…is greatly exaggerated." So said Mark Twain. So said W.C. Fields. And so said Kenny Lourie. And the reason I am now saying it is because of what correspondence I received in my personal inbox accessed through my HMO's online site. What I received was a condolence letter (sort of a form letter, quite frankly), addressed to the Lourie family from my oncologist expressing his sadness at my "passing" and his "privilege to have participated in the care of Kenneth Blacker Lourie" (me). Then, a bit later in the day, I received a cell-phone call from an unknown number (so I didn't answer it) but apparently, it knew me, as a voice mail message was indicated. I entered my code and listened in associated shock as I heard my oncologist speak in a very heartfelt way about his "sadness" yet again concerning the death of yours truly. He spoke for nearly a minute, hemming and hawing and occasionally hesitating as if at a loss for words. Compared to the email, this message was personalized. Reading and then hearing what I have just written was an out-of-body experience of sorts, almost as if I was attending my own funeral and listening to the eulogies while standing off in the distance.

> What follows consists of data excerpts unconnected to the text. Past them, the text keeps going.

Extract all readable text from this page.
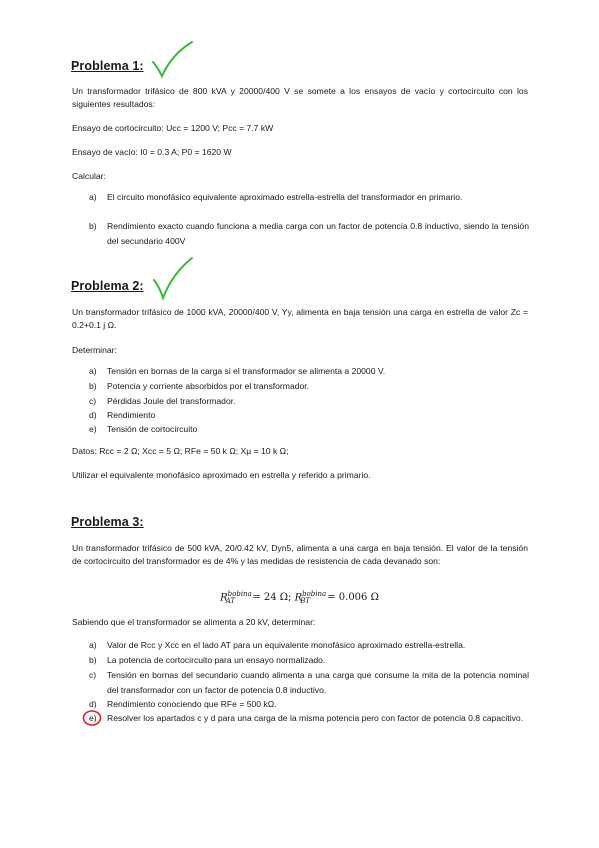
Problema 1:
Un transformador trifásico de 800 kVA y 20000/400 V se somete a los ensayos de vacío y cortocircuito con los siguientes resultados:
Ensayo de cortocircuito: Ucc = 1200 V; Pcc = 7.7 kW
Ensayo de vacío: I0 = 0.3 A; P0 = 1620 W
Calcular:
a)	El circuito monofásico equivalente aproximado estrella-estrella del transformador en primario.
b)	Rendimiento exacto cuando funciona a media carga con un factor de potencia 0.8 inductivo, siendo la tensión del secundario 400V
Problema 2:
Un transformador trifásico de 1000 kVA, 20000/400 V, Yy, alimenta en baja tensión una carga en estrella de valor Zc = 0.2+0.1 j Ω.
Determinar:
a)	Tensión en bornas de la carga si el transformador se alimenta a 20000 V.
b)	Potencia y corriente absorbidos por el transformador.
c)	Pérdidas Joule del transformador.
d)	Rendimiento
e)	Tensión de cortocircuito
Datos: Rcc = 2 Ω; Xcc = 5 Ω; RFe = 50 k Ω; Xµ = 10 k Ω;
Utilizar el equivalente monofásico aproximado en estrella y referido a primario.
Problema 3:
Un transformador trifásico de 500 kVA, 20/0.42 kV, Dyn5, alimenta a una carga en baja tensión. El valor de la tensión de cortocircuito del transformador es de 4% y las medidas de resistencia de cada devanado son:
$R^{bobina}_{AT} = 24$ Ω; $R^{bobina}_{BT} = 0.006$ Ω
Sabiendo que el transformador se alimenta a 20 kV, determinar:
a)	Valor de Rcc y Xcc en el lado AT para un equivalente monofásico aproximado estrella-estrella.
b)	La potencia de cortocircuito para un ensayo normalizado.
c)	Tensión en bornas del secundario cuando alimenta a una carga que consume la mita de la potencia nominal del transformador con un factor de potencia 0.8 inductivo.
d)	Rendimiento conociendo que RFe = 500 kΩ.
e)	Resolver los apartados c y d para una carga de la misma potencia pero con factor de potencia 0.8 capacitivo.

This experience was not totally unfamiliar to me. In fact, once before, pre-cancer, something similar happened, though it was more curious than morbid. Scanning the Obituary section of The Washington Post, I noticed – for the first time – that photos of many of the deceased were a part of the page. They were located above the agate type and mostly in black and white. Catching my attention as they did, I randomly went to the top right corner of the right-side page where I saw a photograph of an African-American man, unknown to me except for one extraordinary fact. Printed below his photo was his date of birth: 9/30/54. The same as mine. It took my breath away. I have to tell you, seeing one's date of birth listed in the obituary section is a peculiar kind of the-future-being-now.
Subsequently, I was diagnosed with "terminal'' non-small cell lung cancer, stage IV, and given a "13 month to two year" prognosis. And though my presumptive death was not listed in the obituary section, its inevitability was implanted in my brain where it has been gnawing at me since late February, 2009. And for the last 11-plus years, as you regular readers know, I have ebbed and flowed with the varying medicines and protocols which have amazingly managed to extend my life way beyond my oncologist's expectations, and never once had I being given last rites, so to speak, or advised to "get my things in order." Until today, that is.
After I thought a bit about what I had read and heard, a part of me drifted back in time to the 1999 Bruce Willis movie "The Sixth Sense" and whether unlike Haley Joel Osment, I was actually dead already. Being alone in my house with nobody to snap me out of my delusion, for all I knew, this is what death feels like. Nevertheless, I continued with my normal routine, presuming I was still alive and sure enough, it soon became clear that I was indeed still alive.
But my oncologist and maybe even my endocrinologist – with whom I have an appointment Monday, June 8th, might think otherwise. And not that their thinking “otherwise” will change their lives, but knowing what they think they know rather than what is actually true might blip their radar and cause some emotional misdirection. After all, they're only human and even though I might not be their most memorable patient, given my unexpectedly long life post-diagnosis, I feel I'm not so easily forgettable either. Not dying does that to a person's "pagh," to invoke "the spiritual force inherent in all sentient beings" as believed by the inhabitants of Bajor. (See Major Kira Nerysfrom "Deep Space Nine.")
For the moment/immediate future though, I am still present and accounted for. I just hope all my medical appointments haven't been automatically cancelled, since I'm still a living and breathing cancer patient, and that's no exaggeration.